High-temperature electrolysis is a highly efficient process for manufacturing hydrogen that involves splitting water vapor into hydrogen and oxygen in an electrolysis cell. The main advantage: The elevated temperatures enable industrial waste heat to be used as the direct energy source for the reaction. This reduces the consumption of expensive electricity, accelerates the electrochemical reactions and significantly improves overall efficiency.
A new scientific and methodological approach by Fraunhofer IKTS
Researchers at Fraunhofer IKTS have spent more than two decades pursuing an extremely ambitious goal: to make high-temperature fuel cells and electrolyzers so powerful, robust and cost-effective that they not only support the energy transition but could significantly accelerate it. “Our goal right from the start was to build a bridge between electrons and molecules,” says Mihails Kusnezoff, Department Head for Materials and Components and Head of Energy at Fraunhofer IKTS. The Fraunhofer IKTS team’s approach differs significantly from that of many competitors: Instead of developing separate concepts for electrolyzers and fuel cells, the researchers have created a system that can operate in both modes. This was a major challenge, as Kusnezoff explains: “While fuel cell operation requires low resistance and high voltages, electrolysis demands long-term stability and practically thermoneutral operation with minimal temperature gradients.”
A versatile stack suited to mass production
In the lab, the researchers developed new electrolyte and electrode materials and optimized microstructures in order to build high-performance cells. “It’s only by combining multiple cells that we get what is known as a stack. This is the heart of the system and facilitates the scaling necessary to produce hydrogen in industrial quantities,” explains Sindy Mosch, researcher and member of the Materials for Printed Systems working group at Fraunhofer IKTS. The technical breakthrough was ultimately achieved by a combination of material innovation, design optimization and a consistent focus on industrialization. “We had to learn to think of electrochemical, thermal and mechanical effects as an integrated system. It was only by precisely coordinating microstructure, sintering behavior and protective layers that we were able to develop a cell that can function reliably for years both under the demanding conditions of electrolysis and in fuel cell mode,” says Sindy Mosch.

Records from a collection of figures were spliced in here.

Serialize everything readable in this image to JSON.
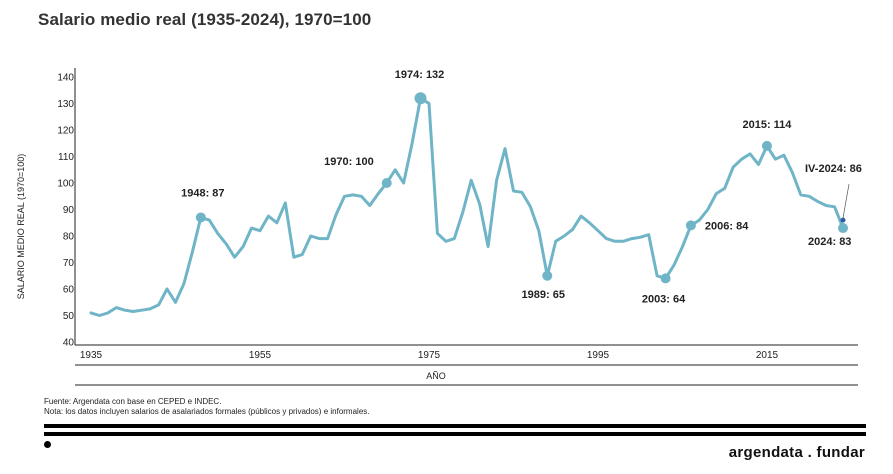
{
  "title": "Salario medio real (1935-2024), 1970=100",
  "chart_data": {
    "type": "line",
    "title": "Salario medio real (1935-2024), 1970=100",
    "ylabel": "SALARIO MEDIO REAL (1970=100)",
    "xlabel": "AÑO",
    "ylim": [
      40,
      140
    ],
    "xlim": [
      1935,
      2024
    ],
    "yticks": [
      "40",
      "50",
      "60",
      "70",
      "80",
      "90",
      "100",
      "110",
      "120",
      "130",
      "140"
    ],
    "xticks": [
      "1935",
      "1955",
      "1975",
      "1995",
      "2015"
    ],
    "line_color": "#6fb5c7",
    "marker_color": "#6fb5c7",
    "last_point_color": "#2f5f9e",
    "series": [
      {
        "x": [
          1935,
          1936,
          1937,
          1938,
          1939,
          1940,
          1941,
          1942,
          1943,
          1944,
          1945,
          1946,
          1947,
          1948,
          1949,
          1950,
          1951,
          1952,
          1953,
          1954,
          1955,
          1956,
          1957,
          1958,
          1959,
          1960,
          1961,
          1962,
          1963,
          1964,
          1965,
          1966,
          1967,
          1968,
          1969,
          1970,
          1971,
          1972,
          1973,
          1974,
          1975,
          1976,
          1977,
          1978,
          1979,
          1980,
          1981,
          1982,
          1983,
          1984,
          1985,
          1986,
          1987,
          1988,
          1989,
          1990,
          1991,
          1992,
          1993,
          1994,
          1995,
          1996,
          1997,
          1998,
          1999,
          2000,
          2001,
          2002,
          2003,
          2004,
          2005,
          2006,
          2007,
          2008,
          2009,
          2010,
          2011,
          2012,
          2013,
          2014,
          2015,
          2016,
          2017,
          2018,
          2019,
          2020,
          2021,
          2022,
          2023,
          2024
        ],
        "values": [
          51,
          50,
          51,
          53,
          52,
          51.5,
          52,
          52.5,
          54,
          60,
          55,
          62,
          74,
          87,
          86,
          81,
          77,
          72,
          76,
          83,
          82,
          87.5,
          85,
          92.5,
          72,
          73,
          80,
          79,
          79,
          88,
          95,
          95.5,
          95,
          91.5,
          96,
          100,
          105,
          100,
          115,
          132,
          130,
          81,
          78,
          79,
          89,
          101,
          92,
          76,
          101,
          113,
          97,
          96.5,
          91,
          82,
          65,
          78,
          80,
          82.5,
          87.5,
          85,
          82,
          79,
          78,
          78,
          79,
          79.5,
          80.5,
          65,
          64,
          69,
          76,
          84,
          86,
          90,
          96,
          98,
          106,
          109,
          111,
          107,
          114,
          109,
          110.5,
          104,
          95.5,
          95,
          93,
          91.5,
          91,
          83
        ]
      }
    ],
    "annotations": [
      {
        "label": "1948:  87",
        "x": 1948,
        "y": 87
      },
      {
        "label": "1970:  100",
        "x": 1970,
        "y": 100
      },
      {
        "label": "1974:  132",
        "x": 1974,
        "y": 132
      },
      {
        "label": "1989:  65",
        "x": 1989,
        "y": 65
      },
      {
        "label": "2003:  64",
        "x": 2003,
        "y": 64
      },
      {
        "label": "2006:  84",
        "x": 2006,
        "y": 84
      },
      {
        "label": "2015:  114",
        "x": 2015,
        "y": 114
      },
      {
        "label": "IV-2024:  86",
        "x": 2024,
        "y": 86
      },
      {
        "label": "2024:  83",
        "x": 2024,
        "y": 83
      }
    ]
  },
  "footer": {
    "source": "Fuente: Argendata con base en CEPED e INDEC.",
    "note": "Nota: los datos incluyen salarios de asalariados formales (públicos y privados) e informales.",
    "brand": "argendata . fundar"
  }
}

The Fraunhofer IKTS stack works reliably within an extended temperature range of 750°C to 850°C – a factor that plays a critical role in the lifespan of an electrolyzer. Within this temperature range, it is possible not only to convert water vapor and CO₂ into synthesis gas by means of electrolysis but also to use a variety of fuels such as natural gas, biogas, methanol, ethanol and even green ammonia in fuel cell mode for power generation.
From lab to factory: pilot production in Arnstadt
At the same time, the team addressed the issue of industrial scale-up by redesigning the metallic bipolar plate so that it can be efficiently manufactured in a single pressing operation, besides developing scalable coating processes for electrodes and contact/protective layers. “For us, one thing was clear: Technology can only contribute to the energy transition if it functions in the factory and not just in the lab,” emphasizes Stefan Megel, Ceramic Energy Converters Group Manager at Fraunhofer IKTS.
The technology’s industrial readiness has also impressed industry players: thyssenkrupp nucera identified the newly developed stack as an especially efficient and promising solution in the field of high-temperature electrolysis. Within just 14 months, Fraunhofer IKTS established a partially automated pilot production line at its Arnstadt location, thus laying the foundations for further scale-up together with its industry partner thyssenkrupp nucera. “The pilot phase has shown that our stacks combine scientific excellence with scalable, cost-effective production all the way up to gigawatt level,” says Stefan Megel.
Key technology for industrial decarbonization
Stack development at Fraunhofer IKTS has not only set new standards of efficiency and technological versatility but is also paving the way for the industrial use of electricity and waste heat for highly efficient hydrogen and synthesis gas production. The Fraunhofer IKTS team is thus contributing directly to the global energy transition while strengthening Germany’s competitiveness as an industrial location.